One can now see that Lacan's revisitation of the Oedipus complex permits a better grasp of why the question of Oedipus has caused so much turmoil in the psychoanalytic world. Because Freud's own perception of the law of the prohibition of incest seems hardly different from any neurotic's perception of it, one might be tempted to think that social change can affect the conditions under which such a fantasy can emerge. Since today the paterfamilias has presumably lost his social position and “power,” it could then seem logical to assume that the threat of castration or penis envy is no longer culturally relevant, and that therefore the Oedipal fantasy itself has become obsolete. Yet Lacan's theory of castration refutes any such perspective.
Although for Lacan both castration and fantasy are necessary components of human subjectivity, this does not mean that the social structure and the cultural ideals within it have no influence on the way the subject relates to the field of her or his fantasy. It seems undeniable to me that today there are new psychic formations in the making. However, it is also as if our new, post-modern neuroses, rather than proving Freud wrong, instead reveal that Oedipal fantasy is more than ever alive. Indeed the present social structure no longer masks the imaginary castration of the father. But this cultural “knowledge” of the limitations of fathers, far from thwarting the Oedipal complex, reveals that our post-modern subjects must devote even more of their psychic energy to defending it; this ever more indefensible fantasy, which is no longer sanctioned by the old méconnaissance of patriarchy. Revealed as lacking, both by the flux in gender roles and the ambiguous position of authority figures in American society, western Oedipus has detached the superego from the traits of a more or less historical father who was granted the authority to forbid what was most desirable. Without him, the psychic work that is required to discover the limit that can protect the subject against the jouissance of the Other has, one could even argue, indicated a narrowing of the gap between the social and the psychoanalytic. What was clearly forbidden (and thus easily desired) before, must now, as seen in “adaptive symptoms,” take the form of the impossible.
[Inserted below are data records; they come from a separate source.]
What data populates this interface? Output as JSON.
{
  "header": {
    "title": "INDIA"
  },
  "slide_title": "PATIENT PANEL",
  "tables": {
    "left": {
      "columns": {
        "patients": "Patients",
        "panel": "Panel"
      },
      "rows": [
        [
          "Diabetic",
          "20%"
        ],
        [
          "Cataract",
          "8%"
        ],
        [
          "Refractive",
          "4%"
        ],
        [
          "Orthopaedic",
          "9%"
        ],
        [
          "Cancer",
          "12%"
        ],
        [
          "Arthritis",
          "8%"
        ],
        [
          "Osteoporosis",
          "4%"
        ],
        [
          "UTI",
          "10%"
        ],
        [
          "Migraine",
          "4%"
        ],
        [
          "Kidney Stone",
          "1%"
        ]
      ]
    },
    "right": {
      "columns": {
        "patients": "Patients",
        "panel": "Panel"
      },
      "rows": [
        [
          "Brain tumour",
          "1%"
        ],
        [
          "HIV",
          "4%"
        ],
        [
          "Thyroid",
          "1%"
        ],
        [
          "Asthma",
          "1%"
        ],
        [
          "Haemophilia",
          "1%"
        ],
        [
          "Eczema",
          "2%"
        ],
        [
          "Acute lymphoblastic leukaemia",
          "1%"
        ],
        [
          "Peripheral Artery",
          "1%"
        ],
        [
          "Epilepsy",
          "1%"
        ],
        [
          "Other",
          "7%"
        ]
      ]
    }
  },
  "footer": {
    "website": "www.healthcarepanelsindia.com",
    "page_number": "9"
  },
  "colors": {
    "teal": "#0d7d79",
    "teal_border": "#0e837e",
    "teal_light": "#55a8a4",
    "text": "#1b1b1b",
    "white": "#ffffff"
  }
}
Lacan no longer needs to “épater the bourgeois” with his infamous “there is no sexual relation.” The well-schooled post-modern superego has already imposed this verdict. Patients say as much when they complain about their amorous disasters. Yet the fact that today our patients suffer more from psychoanalytic insights than from reminiscences has not changed the structure of human desire: it is still either forbidden or impossible. Since Oedipal fantasy, with its baggage of so-called “double bind” and “repetition compulsion,” continues to confuse the incest taboo with the division that is the necessary cause which allows desire to be born, psychoanalysis has no other business than to work to undo this collusion between castration and the law. This is Lacan's ethic of psychoanalysis, and only when the true aim of psychoanalysis is recognized can its potential contribution to human welfare, social change and cultural criticism become apparent. It is my hope therefore that if we can continue to use resistance to the theory the same way we use resistance within treatment (meaning the resistance of the analysand is the resistance of the analyst) we may eventually arrive at a place within the psychoanalytic movement where the title of this conference, "Lacan and the Anglo- Saxon Tradition," sounds less like an oxymoron .

Note:
(1) Jacques Lacan, Ecrits. A Selection (New York: Norton, 1977), p.324.